Sedition Act - Milestone Documents

Sedition Act

( 1918 )

The Sedition Act of 1918 was an attempt to limit freedom of speech that opposed—or even questioned—U.S. intervention in World War I. Technically it was not a separate act, but a series of amendments to the Espionage Act of 1917. That act had given the administration of Woodrow Wilson the power to imprison and fine people who interfered with the war effort, even if that interference only consisted of using the U.S. mail to circulate anti-war propaganda. The Sedition Act took that power a step further, giving the administration the authority to arrest and prosecute people who spoke publicly against the war. A number of prominent individuals, most notably socialist Eugene V. Debs, were arrested and prosecuted under the law.

Opponents of the Sedition Act saw it as an attack on the constitutional right to freedom of speech.
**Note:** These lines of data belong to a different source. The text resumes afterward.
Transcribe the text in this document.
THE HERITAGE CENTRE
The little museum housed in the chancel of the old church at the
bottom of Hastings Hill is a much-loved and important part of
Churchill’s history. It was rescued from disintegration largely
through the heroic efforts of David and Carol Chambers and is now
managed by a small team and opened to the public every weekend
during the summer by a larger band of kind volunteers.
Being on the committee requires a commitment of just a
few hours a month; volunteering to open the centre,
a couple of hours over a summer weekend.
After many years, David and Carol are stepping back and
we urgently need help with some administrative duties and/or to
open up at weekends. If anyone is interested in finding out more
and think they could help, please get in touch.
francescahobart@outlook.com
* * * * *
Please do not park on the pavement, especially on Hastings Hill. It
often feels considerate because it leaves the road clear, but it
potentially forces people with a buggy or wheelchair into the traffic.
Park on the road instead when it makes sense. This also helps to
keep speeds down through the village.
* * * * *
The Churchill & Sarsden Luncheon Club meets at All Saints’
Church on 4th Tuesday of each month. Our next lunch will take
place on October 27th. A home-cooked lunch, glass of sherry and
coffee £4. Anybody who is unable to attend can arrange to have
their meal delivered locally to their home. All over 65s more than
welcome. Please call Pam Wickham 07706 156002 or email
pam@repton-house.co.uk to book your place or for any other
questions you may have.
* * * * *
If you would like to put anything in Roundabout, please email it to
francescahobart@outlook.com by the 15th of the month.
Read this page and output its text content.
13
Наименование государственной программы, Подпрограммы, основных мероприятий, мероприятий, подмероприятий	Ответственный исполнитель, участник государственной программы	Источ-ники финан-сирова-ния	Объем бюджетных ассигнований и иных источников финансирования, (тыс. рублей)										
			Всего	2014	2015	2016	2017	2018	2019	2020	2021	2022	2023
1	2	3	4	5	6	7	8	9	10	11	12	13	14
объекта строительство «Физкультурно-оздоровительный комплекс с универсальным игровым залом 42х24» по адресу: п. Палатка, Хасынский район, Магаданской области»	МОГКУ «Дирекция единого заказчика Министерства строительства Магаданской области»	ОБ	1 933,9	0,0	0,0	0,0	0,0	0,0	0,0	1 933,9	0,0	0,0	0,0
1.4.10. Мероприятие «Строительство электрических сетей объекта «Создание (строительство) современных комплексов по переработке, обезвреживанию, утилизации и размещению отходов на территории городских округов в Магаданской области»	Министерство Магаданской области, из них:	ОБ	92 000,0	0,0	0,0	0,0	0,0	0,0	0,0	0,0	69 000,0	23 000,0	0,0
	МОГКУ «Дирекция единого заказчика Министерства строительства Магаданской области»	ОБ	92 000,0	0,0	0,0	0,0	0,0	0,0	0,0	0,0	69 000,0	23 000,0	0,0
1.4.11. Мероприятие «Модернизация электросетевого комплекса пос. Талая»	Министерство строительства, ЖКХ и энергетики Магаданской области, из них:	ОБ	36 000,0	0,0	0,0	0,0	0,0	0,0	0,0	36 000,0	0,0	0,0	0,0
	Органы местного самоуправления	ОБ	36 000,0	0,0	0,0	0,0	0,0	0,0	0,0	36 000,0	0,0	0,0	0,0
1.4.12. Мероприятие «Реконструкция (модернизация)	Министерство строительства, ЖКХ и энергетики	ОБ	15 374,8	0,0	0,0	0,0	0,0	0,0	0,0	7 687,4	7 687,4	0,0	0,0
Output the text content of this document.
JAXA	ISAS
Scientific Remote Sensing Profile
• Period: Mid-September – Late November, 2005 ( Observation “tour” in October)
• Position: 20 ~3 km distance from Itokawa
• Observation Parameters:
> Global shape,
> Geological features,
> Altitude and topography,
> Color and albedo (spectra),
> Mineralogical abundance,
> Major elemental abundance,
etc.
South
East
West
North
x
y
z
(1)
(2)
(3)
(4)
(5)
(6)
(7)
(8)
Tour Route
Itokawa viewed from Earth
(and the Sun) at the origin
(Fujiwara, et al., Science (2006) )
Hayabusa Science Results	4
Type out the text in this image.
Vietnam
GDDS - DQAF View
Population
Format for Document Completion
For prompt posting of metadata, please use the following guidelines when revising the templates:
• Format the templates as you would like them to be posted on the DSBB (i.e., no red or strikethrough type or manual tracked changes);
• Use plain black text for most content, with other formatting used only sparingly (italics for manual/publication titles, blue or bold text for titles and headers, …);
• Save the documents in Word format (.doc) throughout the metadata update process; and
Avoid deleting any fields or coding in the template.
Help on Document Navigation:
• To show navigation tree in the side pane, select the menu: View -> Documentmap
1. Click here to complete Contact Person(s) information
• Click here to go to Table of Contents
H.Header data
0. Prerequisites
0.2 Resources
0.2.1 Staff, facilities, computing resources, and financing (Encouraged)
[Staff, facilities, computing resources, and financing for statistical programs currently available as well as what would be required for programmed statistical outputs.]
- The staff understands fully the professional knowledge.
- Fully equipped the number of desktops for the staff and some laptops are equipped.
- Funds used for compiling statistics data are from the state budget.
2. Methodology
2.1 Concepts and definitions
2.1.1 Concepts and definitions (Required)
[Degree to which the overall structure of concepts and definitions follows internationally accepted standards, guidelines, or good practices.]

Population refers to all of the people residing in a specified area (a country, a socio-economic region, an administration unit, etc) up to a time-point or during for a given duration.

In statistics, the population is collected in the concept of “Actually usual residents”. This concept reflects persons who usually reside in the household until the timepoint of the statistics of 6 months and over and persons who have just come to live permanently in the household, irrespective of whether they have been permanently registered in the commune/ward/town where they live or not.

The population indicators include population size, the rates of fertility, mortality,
Supporters, like Postmaster General Albert Sidney Burleson and Attorney General Thomas W. Gregory, saw it differently. To Burleson and Gregory, the Sedition Act was a way to maintain order in a society that was becoming progressively disordered due to an increase in crime, lynching, and other forms of vigilantism. Even President Wilson tacitly approved of the act's intended purpose.

The Sedition Act became irrelevant after the end of World War I, and it was allowed to expire in 1921. However, it is still seen as one of the most dangerous threats to civil liberties in the United States ever passed into law.